The digs inside the Xtreme Machine showroom.
With the economy still in the skids and unemployment rates continuing to rise, the mantra "Buy American" has never had more prevalence. Our industry is significant in the fact that for the most part it's supported by American companies that, rather than shipping production overseas, they design, machine, fabricate, and assemble their products right in their own backyards.
In a time when it seems like every day we hear of another company making the ultimate sacrifice and closing its doors, it's refreshing and inspiring to hear of a company like Xtreme Machine finding its way through this mess, and celebrating a milestone such as a 10-year anniversary. We caught up with Xtreme Machine's Rick Rolson and Rod Brogdon to get a little insight on the history and background on the wheel company.
Rod working feverishly to come up with yet another new wheel design.
HB: How did the idea to start up a motorcycle wheel company come about?
Rick: The Rodem brothers, Robert Lee and Jeff, owned a machine shop in Jacksonville, Illinois, that had been in the family since 1919. After Robert read an article on the father and son who started Titan motorcycle, he thought that we could get into the motorcycle industry too, especially since we already had the machinery and personnel in place. Our original plan was to produce parts for sprint cars and decorative bolt-on parts for motorcycles. We found out real quick we didn't want to be in the sprint car business. We also found out the decorative parts being produced for the most part were being sold real cheap and a lot of times they were produced overseas. After a visit from Rod Brogdon, a friend and native from Jacksonville, we had a new idea. Rod was currently employed in Kentucky and in the motorcycle industry. We thought if we could convince him to join our forces, we could make an immediate impact in the motorcycle industry with wheels. Rod decided to join us, and the rest is history.

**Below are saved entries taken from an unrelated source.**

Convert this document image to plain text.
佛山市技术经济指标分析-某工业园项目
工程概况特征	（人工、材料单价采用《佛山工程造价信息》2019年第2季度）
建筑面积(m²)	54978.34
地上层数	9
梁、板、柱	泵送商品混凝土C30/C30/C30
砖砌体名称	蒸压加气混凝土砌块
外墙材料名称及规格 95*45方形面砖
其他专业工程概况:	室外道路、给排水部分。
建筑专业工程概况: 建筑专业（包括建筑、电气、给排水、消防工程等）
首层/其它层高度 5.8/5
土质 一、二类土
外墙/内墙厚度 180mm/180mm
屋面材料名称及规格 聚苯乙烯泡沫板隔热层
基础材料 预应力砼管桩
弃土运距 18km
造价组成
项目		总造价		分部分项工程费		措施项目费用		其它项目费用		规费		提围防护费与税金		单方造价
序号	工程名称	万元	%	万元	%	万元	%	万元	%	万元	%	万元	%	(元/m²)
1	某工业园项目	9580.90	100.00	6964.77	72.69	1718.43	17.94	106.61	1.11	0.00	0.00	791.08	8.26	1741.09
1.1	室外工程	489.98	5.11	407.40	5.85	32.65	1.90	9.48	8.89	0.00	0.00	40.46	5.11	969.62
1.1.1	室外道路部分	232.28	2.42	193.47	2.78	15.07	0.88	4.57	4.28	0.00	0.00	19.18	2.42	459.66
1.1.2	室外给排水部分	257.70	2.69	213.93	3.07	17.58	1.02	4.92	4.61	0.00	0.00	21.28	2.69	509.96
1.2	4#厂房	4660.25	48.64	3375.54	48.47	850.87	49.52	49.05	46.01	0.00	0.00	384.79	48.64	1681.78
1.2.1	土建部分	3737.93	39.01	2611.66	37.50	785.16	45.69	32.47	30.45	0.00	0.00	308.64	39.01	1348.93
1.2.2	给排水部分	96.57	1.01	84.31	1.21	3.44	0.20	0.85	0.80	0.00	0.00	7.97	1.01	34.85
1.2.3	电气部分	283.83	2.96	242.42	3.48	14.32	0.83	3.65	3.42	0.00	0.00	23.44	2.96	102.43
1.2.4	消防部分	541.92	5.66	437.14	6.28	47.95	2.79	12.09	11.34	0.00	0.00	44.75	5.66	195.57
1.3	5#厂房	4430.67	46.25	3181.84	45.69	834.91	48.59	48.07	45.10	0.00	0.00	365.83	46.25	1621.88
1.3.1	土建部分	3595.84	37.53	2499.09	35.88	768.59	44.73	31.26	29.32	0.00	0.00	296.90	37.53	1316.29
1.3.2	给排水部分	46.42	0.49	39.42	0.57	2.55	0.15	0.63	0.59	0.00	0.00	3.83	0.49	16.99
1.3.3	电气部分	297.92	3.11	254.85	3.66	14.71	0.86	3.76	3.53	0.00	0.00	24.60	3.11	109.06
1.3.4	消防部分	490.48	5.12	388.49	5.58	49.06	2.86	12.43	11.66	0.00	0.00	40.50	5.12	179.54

HB: Who was on the ground floor of the company when it started? How many employees did you have and how many are still with you?
Rick:It was myself, Jeff, Robert Lee, and Donna Carmody. There were 15 of us, and there still are 15 of us.
One side of the shop for machining wheels and the other side for assembly.
HB: Who came up with the name? How was it chosen? Were there any other name considerations?
Rick:I came up with the name. I don't really remember any other name considerations.
HB: What was the first piece of equipment that was purchased for the company?
Rick: Well since there was already the machine shop, we pretty much had what we needed to cut the wheels, so we just needed a polishing machine.
HB: What was the first wheel design you guys came out with? And who designed it?
Rick: Rod deigned our first wheel, which we called Mystic. It's sort of a tribal design with some points and curves with ball-milled accents.
...and the other side for assembly.
HB: Is everything done in-house?
Rod: Yeah, we do everything except the chrome and powdercoat. The chrome is done out of state and the powdercoat is done here in town.
HB: And you guys produce wheels for Harleys, Victory, and some metric bikes. How many wheels would you say you produce a year?
Rod: We probably do around 2,500 wheels a year.
HB: What's the process for creating a new wheel design/style?
Rick: I'm not really sure there's a process. We normally start designing and something just develops. It might be what we had intended, but a lot of times it's not. It usually ends up better.
HB: How many designs and styles do you offer?
Rick: We have more than 50 designs and eight finish options.
HB: What's the most popular wheel design?
Rod: I used to know off the top of my head. Back a few years ago, around 2007, it was the Reaper and the Shredder. Now we've got so many designs, it's kind of spread out.